It takes "only 30 seconds" to transfer your Delicious bookmarks to its new owner AVOS, though few are aware that Delicious users are signing up to a vastly different set of terms.
Most people are unaware of what they just agreed to. Meanwhile, AVOS is conspicuously silent on the matter.
When it was leaked that Yahoo! was going to 'sunset' social bookmarking site Delicious, a sizable outcry was heard 'round the internet that significant community, value and data was going to be lost.
Since its inception, Delicious has been a teeming community of link cataloging and sharing. Like many of its acquisitions, Yahoo! essentially kept the lights on at Delicious to make the empty brand look occupied, while letting the site languish.
The recent announcement that YouTube founders Chad Hurley and Steven Chen - with their company AVOS - had picked up Delicious and were going to breathe new life into it has been welcomed by many.
Two nights ago I was among those who received the transition email from Yahoo! encouraging me to do a quick-click transfer of my Delicious bookmarks to the new brand, AVOS.
We all deal with enough questionable privacy activity with Facebook collecting our history, link records and data.
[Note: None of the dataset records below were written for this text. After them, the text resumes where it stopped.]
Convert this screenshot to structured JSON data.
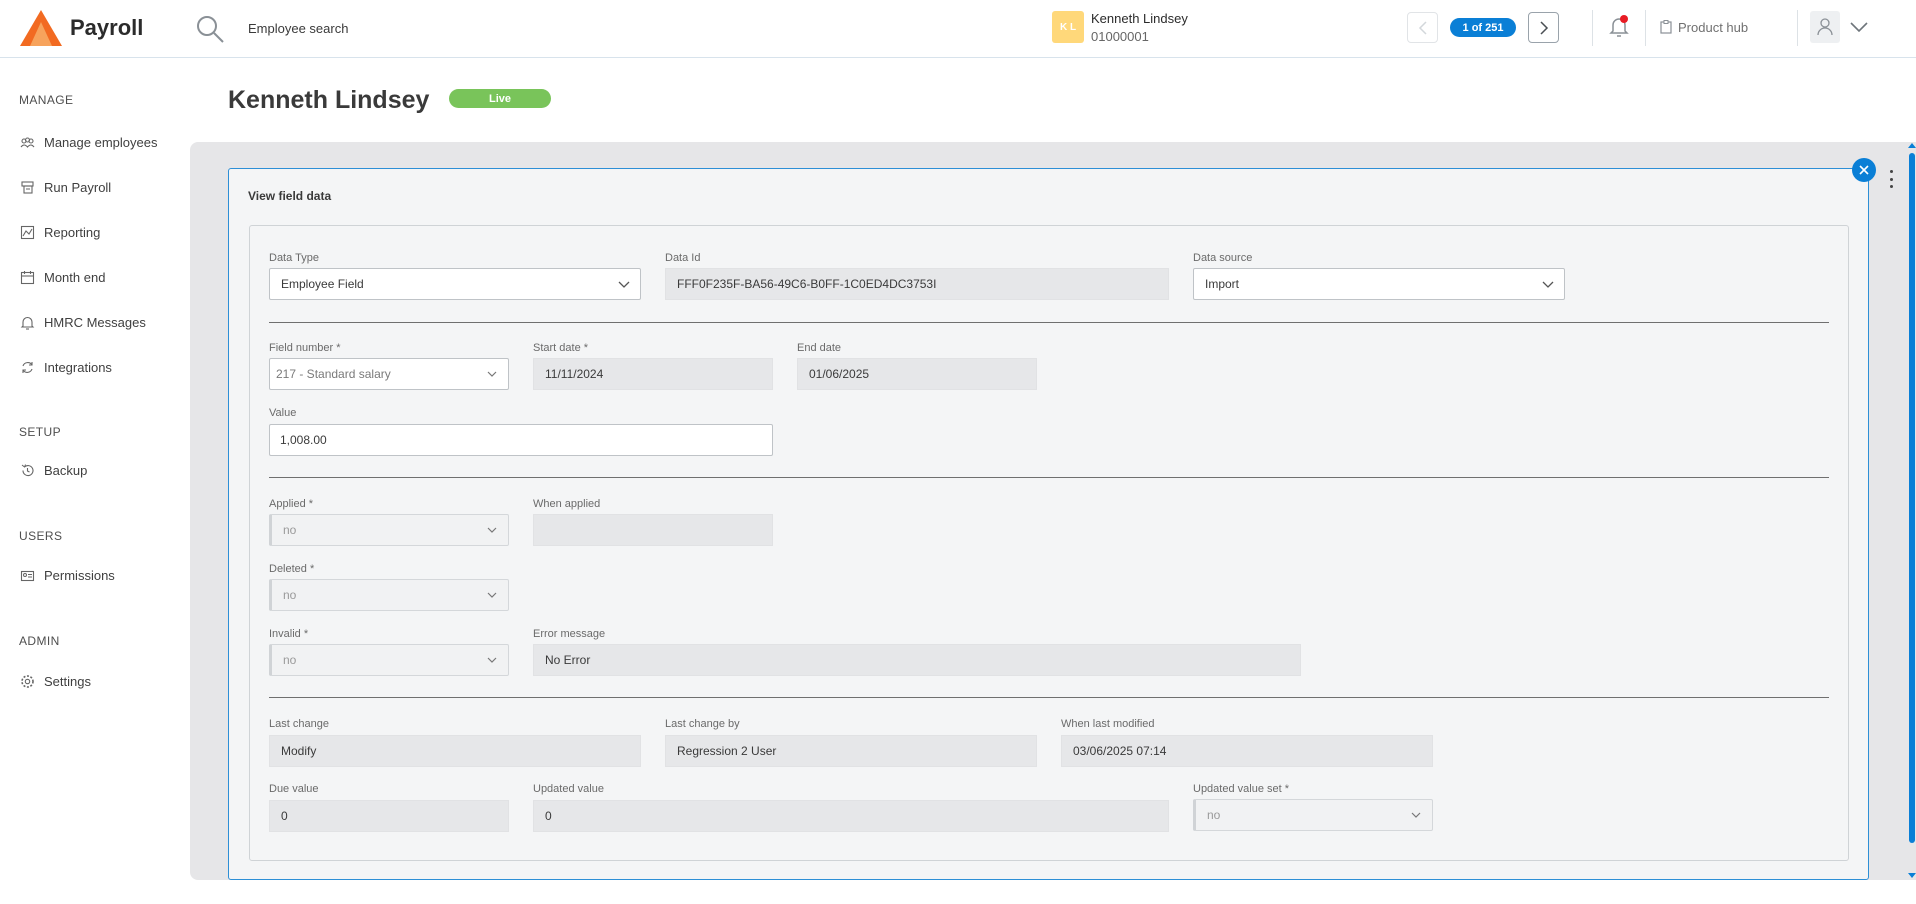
{
  "header": {
    "app_name": "Payroll",
    "search_placeholder": "Employee search",
    "employee_initials": "K L",
    "employee_name": "Kenneth Lindsey",
    "employee_code": "01000001",
    "record_position": "1 of 251",
    "product_hub_label": "Product hub",
    "brand_color": "#f26a21",
    "accent_color": "#0a7fd6"
  },
  "sidebar": {
    "sections": [
      {
        "title": "MANAGE",
        "items": [
          {
            "label": "Manage employees",
            "icon": "people-icon"
          },
          {
            "label": "Run Payroll",
            "icon": "payroll-icon"
          },
          {
            "label": "Reporting",
            "icon": "chart-icon"
          },
          {
            "label": "Month end",
            "icon": "calendar-icon"
          },
          {
            "label": "HMRC Messages",
            "icon": "bell-icon"
          },
          {
            "label": "Integrations",
            "icon": "sync-icon"
          }
        ]
      },
      {
        "title": "SETUP",
        "items": [
          {
            "label": "Backup",
            "icon": "history-icon"
          }
        ]
      },
      {
        "title": "USERS",
        "items": [
          {
            "label": "Permissions",
            "icon": "permissions-icon"
          }
        ]
      },
      {
        "title": "ADMIN",
        "items": [
          {
            "label": "Settings",
            "icon": "gear-icon"
          }
        ]
      }
    ]
  },
  "page": {
    "title": "Kenneth Lindsey",
    "status_badge": "Live",
    "status_color": "#79c45a"
  },
  "panel": {
    "title": "View field data",
    "fields": {
      "data_type": {
        "label": "Data Type",
        "value": "Employee Field"
      },
      "data_id": {
        "label": "Data Id",
        "value": "FFF0F235F-BA56-49C6-B0FF-1C0ED4DC3753I"
      },
      "data_source": {
        "label": "Data source",
        "value": "Import"
      },
      "field_number": {
        "label": "Field number *",
        "value": "217 - Standard salary"
      },
      "start_date": {
        "label": "Start date *",
        "value": "11/11/2024"
      },
      "end_date": {
        "label": "End date",
        "value": "01/06/2025"
      },
      "value": {
        "label": "Value",
        "value": "1,008.00"
      },
      "applied": {
        "label": "Applied *",
        "value": "no"
      },
      "when_applied": {
        "label": "When applied",
        "value": ""
      },
      "deleted": {
        "label": "Deleted *",
        "value": "no"
      },
      "invalid": {
        "label": "Invalid *",
        "value": "no"
      },
      "error_message": {
        "label": "Error message",
        "value": "No Error"
      },
      "last_change": {
        "label": "Last change",
        "value": "Modify"
      },
      "last_change_by": {
        "label": "Last change by",
        "value": "Regression 2 User"
      },
      "when_last_modified": {
        "label": "When last modified",
        "value": "03/06/2025 07:14"
      },
      "due_value": {
        "label": "Due value",
        "value": "0"
      },
      "updated_value": {
        "label": "Updated value",
        "value": "0"
      },
      "updated_value_set": {
        "label": "Updated value set *",
        "value": "no"
      }
    }
  }
}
What was so different, here?
Serious Changes to Delicious Terms and Privacy: Link Censorship and Discretionary Deletion
Taking a look at the current Delicious Terms versus AVOS's new Terms is eye-opening. Considering what Delicious' nature is, I think users need to be aware that the new Delicious is not going to be the same Delicious.
The rules of the Delicious link game are now quite different.
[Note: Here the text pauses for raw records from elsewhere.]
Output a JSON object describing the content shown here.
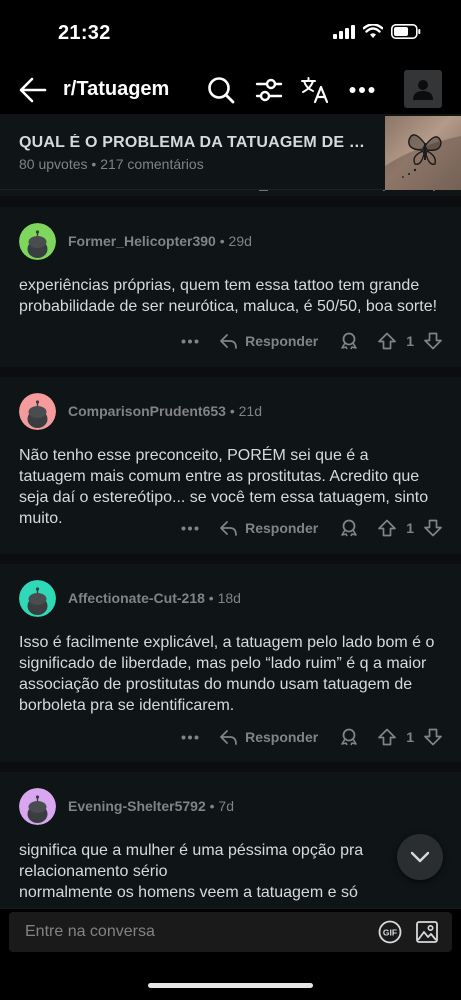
{
  "status_bar": {
    "time": "21:32"
  },
  "header": {
    "title": "r/Tatuagem"
  },
  "post": {
    "title": "QUAL É O PROBLEMA DA TATUAGEM DE BORBOLETA",
    "upvotes": "80 upvotes",
    "comments": "217 comentários"
  },
  "comments": [
    {
      "username": "Former_Helicopter390",
      "age": "29d",
      "avatar_color": "#7fd65c",
      "body": "experiências próprias, quem tem essa tattoo tem grande probabilidade de ser neurótica, maluca, é 50/50, boa sorte!",
      "reply_label": "Responder",
      "score": "1"
    },
    {
      "username": "ComparisonPrudent653",
      "age": "21d",
      "avatar_color": "#f59a9d",
      "body": "Não tenho esse preconceito, PORÉM sei que é a tatuagem mais comum entre as prostitutas. Acredito que seja daí o estereótipo... se você tem essa tatuagem, sinto muito.",
      "reply_label": "Responder",
      "score": "1"
    },
    {
      "username": "Affectionate-Cut-218",
      "age": "18d",
      "avatar_color": "#2fd8b6",
      "body": "Isso é facilmente explicável, a tatuagem pelo lado bom é o significado de liberdade, mas pelo “lado ruim” é q a maior associação de prostitutas do mundo usam tatuagem de borboleta pra se identificarem.",
      "reply_label": "Responder",
      "score": "1"
    },
    {
      "username": "Evening-Shelter5792",
      "age": "7d",
      "avatar_color": "#d9a6f2",
      "body": "significa que a mulher é uma péssima opção pra relacionamento sério\nnormalmente os homens veem a tatuagem e só",
      "reply_label": "Responder",
      "score": "1"
    }
  ],
  "composer": {
    "placeholder": "Entre na conversa",
    "gif_label": "GIF"
  },
  "colors": {
    "background": "#0b0d0e",
    "card": "#0f1416",
    "text": "#d7dadc",
    "muted": "#818384"
  }
}
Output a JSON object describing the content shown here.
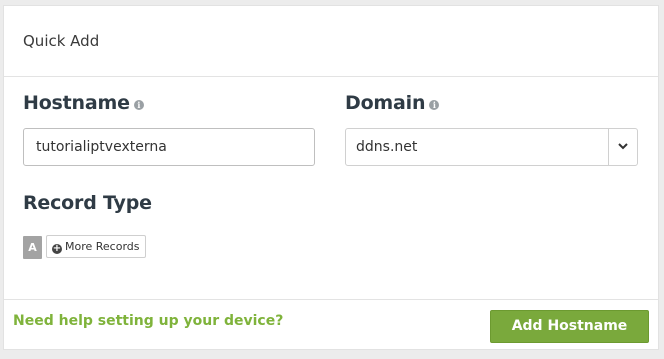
{
  "panel": {
    "title": "Quick Add"
  },
  "hostname": {
    "label": "Hostname",
    "value": "tutorialiptvexterna",
    "info_icon": "info-icon"
  },
  "domain": {
    "label": "Domain",
    "selected": "ddns.net",
    "info_icon": "info-icon",
    "toggle_icon": "chevron-down-icon"
  },
  "record_type": {
    "label": "Record Type",
    "selected": "A",
    "more_label": "More Records",
    "more_icon": "plus-circle-icon"
  },
  "footer": {
    "help_link": "Need help setting up your device?",
    "add_button": "Add Hostname"
  },
  "colors": {
    "accent": "#7aa93c",
    "link": "#7fb33b",
    "label": "#2f3b45"
  }
}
Where Delicious users were once free to link, collect and post any link they want to, this will no longer be the case. Especially in when it comes to so-called - and undefined - "offensive" content.
Current (and about to be former) Delicious Terms state:
The linked websites' content, business practices and privacy policies are not under the control of Delicious, and Delicious is not responsible for the content of any linked website or any link contained in a linked website. (...) In accessing Delicious or following links to third-party websites you may be exposed to content that you consider offensive or inappropriate. You agree that your only recourse is to stop using Delicious.
The New AVOS-Delicious Terms have new rules - rules that change Delicious in a serious way:
You agree not to do any of the following: post, upload, publish, submit or transmit any Content that: (...) violates, or encourages any conduct that would violate, any applicable law or regulation or would give rise to civil liability; (iii) is fraudulent, false, misleading or deceptive; (iv) is defamatory, obscene, pornographic, vulgar or offensive (...)
Punishment for posting links that violate the new Terms: AVOS-Delicious has the right to remove all your bookmarks/content at its discretion and without notice.
Also note in that excerpt regarding violating laws or regulations: does this mean linking to GeoHot-like issues, Torrent Freak topics, or links pertaining to the organization of revolutions?
This is not the same Delicious.
I mean nothing personal to my friend Marshall Kirkpatrick at Read Write Web, but I find the 'Why Every Single Person Should Take 30 Seconds to Opt-in to the Delicious Data Transfer' approach to be worrisome.
Now, if you're the person reading this and thinking that if anyone posts to porn or offensive content, well, they shouldn't be doing that anyway... I promise tell you that eventually you will find out how idiotic this response is - the hard way.
And you're not a Delicious user.
Unless you're the one idiot that can tell all of us what constitutes "obscene, pornographic, vulgar or offensive" content - as there is no universal definition of these terms, and AVOS isn't exactly telling us that they mean.
Giving AVOS the benefit of the doubt, I emailed them as a ZDNet columnist two days ago asking specifically for help understanding the change in this section of the terms. I wrote AVOS:
I see that as per your acquisition of Delicious, users must agree to the AVOS Terms of Service, which are different than the Delicious Terms, both old and current. Specifically, your terms seem to prohibit publishing links to content that was not prohibited or actively censored under the old Terms.AVOS Terms state that users may not "Post, upload, publish, submit or transmit any Content that (...) is (...) obscene, pornographic, vulgar or offensive."Does this mean that Delicious will now be taking action against users for collecting these links? How will Delicious be policing this new policy?I'd also like to know, what, exactly, constitutes Delicious content that would be considered "obscene, pornographic, vulgar or offensive."